⇚ На страницу книги

Читать Самый лучший инструмент

Шрифт
Интервал



Мастер был стар… От природы невысокого роста, с годами он стал ещё ниже, а потом и вовсе согнулся в эдаком полупоклоне. Так и ходил, заложив потемневшие и загрубевшие от ветров и повседневной работы руки за спину, в своём неизменном залатанном и затёртом халате неопределённого цвета, старых сапогах и посеревшем от времени, в прошлом ослепительно белом калпаке. Лицо его напоминало высохший урюк – в морщинах, с лёгким красноватым оттенком, как у большинства жителей высокогорья, со смешным белым пучком волос на подбородке. Молодыми были только глаза – бездонно-чёрные, не потерявшие с возрастом остроты. Ещё пальцы… Они казались позаимствованными у другого человека – длинные и тонкие, как у профессионального скрипача или пианиста, с аккуратно подстриженными и подпиленными, хоть и пожелтевшими от табака ногтями. Жил он один на краю маленького айыла, одним краем упиравшегося в почти отвесную скалу, с двух сторон окружённого покрытыми столетними елями горными склонами, сходившимися ущельем в эту самую скалу, и лишь с одной стороны имевшего единственную ниточку в большой мир – укатанную грунтовую дорогу, петлявшую по ущелью вдоль быстрой реки, настолько узкую, что даже две легковушки с трудом на ней разъезжались, да и то не везде.

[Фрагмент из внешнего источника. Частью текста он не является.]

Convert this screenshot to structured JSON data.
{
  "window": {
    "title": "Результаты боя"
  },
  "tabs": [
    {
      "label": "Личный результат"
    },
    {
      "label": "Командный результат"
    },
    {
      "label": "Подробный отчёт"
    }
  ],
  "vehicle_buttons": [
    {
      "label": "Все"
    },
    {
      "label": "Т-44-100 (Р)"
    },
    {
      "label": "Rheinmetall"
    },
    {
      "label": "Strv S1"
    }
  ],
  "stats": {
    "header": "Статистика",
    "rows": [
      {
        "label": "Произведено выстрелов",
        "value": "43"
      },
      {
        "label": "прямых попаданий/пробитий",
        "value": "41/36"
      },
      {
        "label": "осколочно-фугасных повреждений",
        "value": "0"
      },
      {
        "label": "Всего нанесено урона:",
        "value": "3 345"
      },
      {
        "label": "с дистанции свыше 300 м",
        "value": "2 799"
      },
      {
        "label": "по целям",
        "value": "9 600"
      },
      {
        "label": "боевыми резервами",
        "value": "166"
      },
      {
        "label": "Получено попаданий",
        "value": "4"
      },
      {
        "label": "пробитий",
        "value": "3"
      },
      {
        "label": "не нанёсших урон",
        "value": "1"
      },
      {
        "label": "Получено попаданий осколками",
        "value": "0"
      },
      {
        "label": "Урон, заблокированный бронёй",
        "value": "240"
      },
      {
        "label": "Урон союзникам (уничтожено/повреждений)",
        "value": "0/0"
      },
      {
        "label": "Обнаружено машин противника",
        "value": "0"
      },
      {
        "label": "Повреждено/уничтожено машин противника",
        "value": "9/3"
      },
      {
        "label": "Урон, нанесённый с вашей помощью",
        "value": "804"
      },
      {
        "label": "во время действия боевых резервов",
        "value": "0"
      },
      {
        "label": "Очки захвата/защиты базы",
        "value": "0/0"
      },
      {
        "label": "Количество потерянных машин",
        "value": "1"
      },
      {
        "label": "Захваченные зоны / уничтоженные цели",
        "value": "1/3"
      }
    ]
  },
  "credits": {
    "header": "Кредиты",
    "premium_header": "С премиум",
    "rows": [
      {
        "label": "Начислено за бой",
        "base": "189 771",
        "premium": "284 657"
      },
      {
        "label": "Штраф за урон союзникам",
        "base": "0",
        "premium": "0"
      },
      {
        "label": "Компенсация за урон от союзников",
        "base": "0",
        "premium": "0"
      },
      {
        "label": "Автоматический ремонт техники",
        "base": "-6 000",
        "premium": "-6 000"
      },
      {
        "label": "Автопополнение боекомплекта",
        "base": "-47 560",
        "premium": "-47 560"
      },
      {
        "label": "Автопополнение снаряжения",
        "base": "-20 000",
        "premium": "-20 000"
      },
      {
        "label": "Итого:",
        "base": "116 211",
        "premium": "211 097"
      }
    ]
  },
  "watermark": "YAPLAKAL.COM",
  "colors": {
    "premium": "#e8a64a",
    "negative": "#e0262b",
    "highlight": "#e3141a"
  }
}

Его маленькую глиняную хибару знали все в округе. Людей он не любил, сторонился и никогда ни с кем не разговаривал. Даже на вежливое приветствие он молча кивал и протягивал руку. Никто, даже самые старые аксакалы, не могли сказать, что когда-нибудь слышали его голос. Никто не знал, как его зовут, поэтому звали его просто – Немой. Немой Мастер. За него всегда говорили инструменты, которые он делал. Два раза в год он брал у кого-нибудь из сельчан лошадь с телегой, брал ножовку, топор и уезжал. Возвращался обычно через несколько дней, привозя с собой в телеге несколько абрикосовых чурбаков, заранее запримеченных и тщательно выбранных по одному ему известной методике. Очень бережно, по одному, он заносил их в дом, потом отвозил телегу и лошадь хозяину, а затем начинал обходить дворы, стучась в каждый дом, но ничего не говоря хозяевам. Они и так знали, что ему нужно. Если у них это было, они просто выносили и отдавали ему свёрток, если не было – качали головой и мастер шёл дальше. Он собирал бараньи кишки… Закончив свой обход, мастер со всем собранным добром шёл к реке. Там он долго промывал и каменным скребком вычищал материал, а затем скручивал в тонкую нить, из которой получались струны. Мастер делал комузы. Его инструменты звучали далеко за пределами айыла. Даже издалека к нему приезжали знаменитые акыны и комузисты, чтобы заполучить самый лучший инструмент. Везло не всем. За работу мастер денег никогда не брал, но всегда, первый раз встречаясь с очередным клиентом, долго рассматривал его руки. Если увиденное удовлетворяло его требованиям, он молча кивал и показывал один, два или три пальца и так же молча уходил. Через указанное количество месяцев счастливчик возвращался и получал в руки самый лучший инструмент в своей жизни, с запасным комплектом струн, изготовленных по древней технологии. Отличительной особенностью такого инструмента было то, что в руках заказчика он играл, наполняя музыку дополнительными красками, заставляя танцевать и подпевать даже самых привередливых зрителей, но стоило его взять в руки кому-нибудь другому, он начинал играть “как обычно”… Если же, посмотрев на руки исполнителя, мастер отрицательно качал головой, никто и ничто в этом мире не могло заставить его выполнить эту работу.